CL – É para mim um gosto enorme poder contribuir para melhorar e dar mais qualidade de vida às gentes da minha terra. Seja no melhoramento de acessos, construção de infraestruturas necessárias ao desenvolvimento local, ou simplesmente ajudar e resolver problemas, mesmo que não tenham a ver diretamente com a Junta de Freguesia.
PJ – Enquanto Presidente da Junta de Freguesia será sempre o defensor de um de um povo e das suas tradições. Como lida com esta vertente?
CL – – Lido muito bem e faço gosto que assim seja!
Sou um defensor da história, das tradições do povo de Manhouce, é um dos melhores legados às gerações vindouras. São as nossas raízes, conhecimentos, práticas ancestrais e valores, que tornam os manhocences pessoas tão genuínas e unidas.
PJ – Fale-nos das instituições, associações e coletividades que existem em Manhouce.
CL – Existem várias. O Centro Social, que presta apoio à comunidade mais idosa e tem a vertente de centro de dia. A Associação Ditoso Saber, as Associações de Caça e a de Pesca Desportiva. Nas coletividades, o Rancho Folclórico e o grupo Vozes de Manhouce. Todas são importantes, cada qual na sua área.
PJ – Como viveram e continuam a viver estas associações com o estado de emergência e confinamento, devido à epidemia covid-19?
CL – O Rancho Folclórico sente a falta do palco, não pode realizar os ensaios, devido ao número de elementos. Causa alguma nostalgia não ter este convívio, as crianças pararam na sua aprendizagem das danças e retomar fica mais complicado. O Grupo das Vozes tem conseguido fazer alguns ensaios e ter alguma atividade, ainda assim muito resumida. Todas vão tendo a atividade possível, aguardando o regresso da normalidade.
Sandra Costa, Tesoureira; Carlos Laranjeira, Presidente da Junta de Manhouce; Domingos Duarte, Secretário
PJ – Temos na aldeia de Manhouce o expoente máximo dos cantares tradicionais, na pessoa da grande Isabel Silvestre, assim como os Cantares e Vozes de Manhouce. Fale-nos do orgulho deste legado.

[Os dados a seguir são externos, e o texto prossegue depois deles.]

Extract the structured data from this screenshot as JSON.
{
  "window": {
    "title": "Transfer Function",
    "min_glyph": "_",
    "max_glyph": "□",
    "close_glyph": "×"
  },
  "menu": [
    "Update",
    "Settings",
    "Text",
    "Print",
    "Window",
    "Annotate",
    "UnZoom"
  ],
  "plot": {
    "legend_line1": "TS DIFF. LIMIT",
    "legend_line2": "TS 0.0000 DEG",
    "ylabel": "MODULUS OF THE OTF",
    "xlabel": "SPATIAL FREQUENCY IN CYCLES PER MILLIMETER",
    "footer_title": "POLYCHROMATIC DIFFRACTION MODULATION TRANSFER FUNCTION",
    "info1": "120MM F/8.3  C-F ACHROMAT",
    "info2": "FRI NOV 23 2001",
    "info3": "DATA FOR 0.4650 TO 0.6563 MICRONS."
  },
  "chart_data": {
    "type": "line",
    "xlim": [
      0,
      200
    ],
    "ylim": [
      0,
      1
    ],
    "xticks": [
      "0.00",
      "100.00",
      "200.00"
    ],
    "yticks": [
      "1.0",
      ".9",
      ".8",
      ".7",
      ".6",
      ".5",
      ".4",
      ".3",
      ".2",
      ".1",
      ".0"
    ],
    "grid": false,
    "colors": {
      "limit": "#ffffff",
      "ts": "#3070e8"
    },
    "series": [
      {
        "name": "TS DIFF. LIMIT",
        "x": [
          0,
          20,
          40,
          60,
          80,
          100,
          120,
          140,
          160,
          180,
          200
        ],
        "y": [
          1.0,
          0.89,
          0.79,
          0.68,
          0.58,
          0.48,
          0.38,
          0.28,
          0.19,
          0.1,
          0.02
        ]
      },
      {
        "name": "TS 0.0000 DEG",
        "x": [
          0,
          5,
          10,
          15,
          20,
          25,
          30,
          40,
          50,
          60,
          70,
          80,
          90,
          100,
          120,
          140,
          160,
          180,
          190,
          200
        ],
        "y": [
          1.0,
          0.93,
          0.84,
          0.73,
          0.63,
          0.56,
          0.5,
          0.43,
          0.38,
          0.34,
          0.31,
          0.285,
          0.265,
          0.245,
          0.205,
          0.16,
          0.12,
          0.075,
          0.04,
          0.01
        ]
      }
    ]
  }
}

CL – É gratificante pertencer a esta terra e a esta gente, em qualquer parte do país se ouve falar desta senhora de Manhouce. Sem dúvida que a Professora Isabel Silvestre levou as nossas cantigas mundo além. Relembro também o Grupo de Cantares e a pessoa do Mestre Silva que foi a rampa de lançamento. Atualmente, as Vozes de Manhouce perfilam na Candidatura do Canto a Três Vozes a Património Imaterial, que é mais um motivo de orgulho.
PJ – Na aldeia de Manhouce realiza-se o tão emblemático festival da vitela. Fale-nos sobre este evento e a mais valia que ele constitui para a aldeia e consequentemente para toda a região de Lafões.
CL – A Festa da Vitela foi evoluindo a cada edição. Cada ano que passa há um envolvimento maior da população, coletividades e associações locais, pela divulgação das tradições, mas também pela venda de produtos locais e artesanato. Dinamiza também o concelho, pois os produtores da região podem expor e vender na feira, esta atrai visitantes e curiosos a degustar a boa vitela da Raça Arouquesa e outros sabores de Lafões.
PJ – Gostaria de saber qual é a sua perspetiva relativamente àquilo que é uma riqueza para todos nós, que é o setor florestal, e as medidas que têm tomado para a sua preservação.
CL – A perspetiva é positiva. Têm sido efetuadas limpezas de faixas e melhoramentos nos acessos, podendo, deste modo, agir rapidamente no caso de incêndio. Foram requalificadas algumas áreas e plantadas árvores.
PJ – Quer partilhar connosco outro projeto em que esteja envolvido e ainda não tenhamos falado?
CL – Um dos projetos mais arrojados é o futuro Museu Etnográfico, não sendo propriamente pessoal, terei muito gosto em vê-lo edificado.

PJ – Para além das suas ocupações profissionais, que outras paixões nutre, que o completam enquanto pessoa?
CL – O meu maior gosto e paixão é poder conviver e estar com amigos.
PJ – Apenas numa palavra, pode descrever-se?
CL – Sonhador.
PJ – Para fechar esta entrevista, o que me diz o seu coração?
CL – Sou uma pessoa feliz, com objetivos realizados.
PJ – Quero, em meu nome pessoal e em nome da Gazeta da Beira, dizer-lhe que foi uma enorme honra, Carlos Laranjeira. Desejo-lhe a continuação de um excelente trabalho neste ano de 2021 e MUITO OBRIGADA! Peço-lhe que deixe uma mensagem breve a todos os nossos leitores.
CL – Valorizem o que temos na Região de Lafões!